Photography as Philosophy: Let's Agree to Disagree
We all understand that photography is subjective.
Most of us are comfortable with differing opinions about photography — until the disagreement lands on our own work.
“To be a photographer is to share how you see the world, only to be told you’re seeing it wrong.”
Even when we know, deep down, that it’s just opinion, it can still feel like a personal attack.
It seems that while we all understand photography is subjective, we still have to learn how to be judged.
But does it really need to be this way?
Photographers as Philosophers
Whether we recognise it or not, most photographers are quietly philosophers.
Our job is to decide what makes a good photograph. In doing so, we inevitably form opinions and biases. This is part of what makes photography so fascinating — and so personal.
“If everybody looked the same, we’d get tired of looking at each other.”
— Groove Armada
Each time we step out with a camera, we’re forced to make decisions. Over time, those decisions form patterns, and those patterns become our photographic style.
Along the way, we’re influenced by others — borrowing ideas, exploring different perspectives, and shaping them into something that becomes uniquely ours.
This is why two photographers can stand in front of the same scene and come away with two wildly different photographs.
In photography, it’s possible for two people to hold opposing views without either of them being wrong.
Chosen Standards, Not Universal Rules
The trouble starts when we forget that these standards are chosen, not universal. This is why arguments about photography so often miss the point.
Most disagreements aren’t actually about the photograph, but about the framework that led to it. We’re not disputing facts; we’re disputing values.
But because those values are so personal, disagreement can feel like judgement; not of the photograph, but of the photographer.

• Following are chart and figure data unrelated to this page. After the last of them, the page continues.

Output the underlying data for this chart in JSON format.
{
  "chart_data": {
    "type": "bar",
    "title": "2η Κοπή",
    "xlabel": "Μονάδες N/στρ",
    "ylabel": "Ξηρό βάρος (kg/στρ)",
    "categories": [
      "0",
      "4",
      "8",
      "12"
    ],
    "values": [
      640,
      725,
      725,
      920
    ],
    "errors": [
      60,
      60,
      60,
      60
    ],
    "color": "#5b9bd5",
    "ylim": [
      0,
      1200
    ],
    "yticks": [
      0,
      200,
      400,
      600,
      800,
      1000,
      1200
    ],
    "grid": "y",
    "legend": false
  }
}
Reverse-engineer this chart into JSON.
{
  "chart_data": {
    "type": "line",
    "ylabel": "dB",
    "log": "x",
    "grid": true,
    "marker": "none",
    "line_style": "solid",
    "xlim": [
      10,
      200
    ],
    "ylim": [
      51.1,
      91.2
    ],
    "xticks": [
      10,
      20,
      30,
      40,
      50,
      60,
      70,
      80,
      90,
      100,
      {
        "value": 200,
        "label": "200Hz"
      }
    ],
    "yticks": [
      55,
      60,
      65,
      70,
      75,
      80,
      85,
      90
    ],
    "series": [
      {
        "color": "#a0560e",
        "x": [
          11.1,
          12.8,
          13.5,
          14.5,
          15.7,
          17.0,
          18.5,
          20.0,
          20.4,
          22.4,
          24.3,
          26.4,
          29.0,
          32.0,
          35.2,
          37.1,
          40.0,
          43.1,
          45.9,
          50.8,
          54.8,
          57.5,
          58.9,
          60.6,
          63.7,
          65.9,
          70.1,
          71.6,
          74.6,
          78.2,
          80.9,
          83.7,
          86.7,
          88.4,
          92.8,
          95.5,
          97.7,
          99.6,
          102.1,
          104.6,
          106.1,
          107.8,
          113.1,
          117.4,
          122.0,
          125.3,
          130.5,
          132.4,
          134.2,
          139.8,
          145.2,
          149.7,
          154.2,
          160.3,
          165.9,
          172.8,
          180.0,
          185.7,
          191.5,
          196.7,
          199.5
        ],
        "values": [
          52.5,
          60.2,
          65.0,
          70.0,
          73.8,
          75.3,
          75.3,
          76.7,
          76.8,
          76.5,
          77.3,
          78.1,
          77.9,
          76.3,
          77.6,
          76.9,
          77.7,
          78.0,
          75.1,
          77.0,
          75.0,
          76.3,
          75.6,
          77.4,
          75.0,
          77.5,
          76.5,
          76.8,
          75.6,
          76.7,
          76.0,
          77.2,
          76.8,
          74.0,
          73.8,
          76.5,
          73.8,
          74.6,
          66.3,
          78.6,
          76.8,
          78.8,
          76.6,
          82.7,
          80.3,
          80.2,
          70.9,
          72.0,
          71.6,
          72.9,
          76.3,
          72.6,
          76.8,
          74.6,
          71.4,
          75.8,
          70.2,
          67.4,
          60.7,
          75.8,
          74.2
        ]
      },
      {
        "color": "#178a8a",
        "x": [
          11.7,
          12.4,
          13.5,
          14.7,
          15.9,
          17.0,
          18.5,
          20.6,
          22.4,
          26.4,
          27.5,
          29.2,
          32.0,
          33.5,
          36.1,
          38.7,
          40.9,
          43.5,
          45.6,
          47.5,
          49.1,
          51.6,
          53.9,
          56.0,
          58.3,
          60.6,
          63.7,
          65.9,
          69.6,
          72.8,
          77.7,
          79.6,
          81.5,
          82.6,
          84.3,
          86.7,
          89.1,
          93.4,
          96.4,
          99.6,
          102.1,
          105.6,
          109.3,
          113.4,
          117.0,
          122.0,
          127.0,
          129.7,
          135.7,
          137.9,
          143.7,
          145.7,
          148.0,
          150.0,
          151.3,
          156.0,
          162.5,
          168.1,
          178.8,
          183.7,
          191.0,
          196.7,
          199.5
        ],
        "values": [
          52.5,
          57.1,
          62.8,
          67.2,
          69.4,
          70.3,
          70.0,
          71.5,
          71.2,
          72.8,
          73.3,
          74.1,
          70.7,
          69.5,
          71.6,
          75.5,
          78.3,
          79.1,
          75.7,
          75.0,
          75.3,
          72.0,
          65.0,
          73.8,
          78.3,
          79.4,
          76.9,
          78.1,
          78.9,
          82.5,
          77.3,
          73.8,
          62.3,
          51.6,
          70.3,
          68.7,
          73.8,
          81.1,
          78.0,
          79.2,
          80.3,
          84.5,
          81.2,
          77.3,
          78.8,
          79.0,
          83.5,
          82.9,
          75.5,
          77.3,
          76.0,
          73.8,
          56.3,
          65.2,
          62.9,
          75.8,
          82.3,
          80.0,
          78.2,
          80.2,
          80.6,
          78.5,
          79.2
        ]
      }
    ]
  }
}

That’s when conversations stop being about ideas and start becoming about identity.
Respect and Boundaries
If a disagreement about photography is really a disagreement about values, it becomes less about who is right or wrong and more about how we live with difference.
Everyone is entitled to a basic level of respect. We don’t have to agree with what they’re saying, but they have a right to their opinion — just as we have the right to disregard it.
Forcing your way of seeing onto others is to forget that photography is a form of self-expression. It isn’t their job to create work that aligns with your vision.
This is where boundaries matter.
There’s a difference between being challenged and being threatened. Thoughtful debate can sharpen our thinking, opening our eyes to blind spots.
But there’s a difference between someone challenging your ideas and someone trying to diminish you. One is an invitation to think — an opportunity to learn.
The other aims to discourage you from daring to be different. An effort to place constraints on your creativity. To force you to conform.
Learning to recognise the difference is part of learning to think in public.
When a conversation stops being about ideas and starts being about scoring points, it’s reasonable to step away. Everyone is entitled to their opinion, but you don’t have to give it your attention.
Photography asks us to decide what we value, and then to live by it. That responsibility cuts both ways.
Other people are free to hold their own standards. Thoughtful disagreement can be valuable — it can sharpen our thinking, reveal blind spots, and highlight the limitations of our own assumptions.
But if someone can’t treat your values with basic respect, you’re under no obligation to listen to theirs. You’re allowed to take your work seriously without defending it to everyone.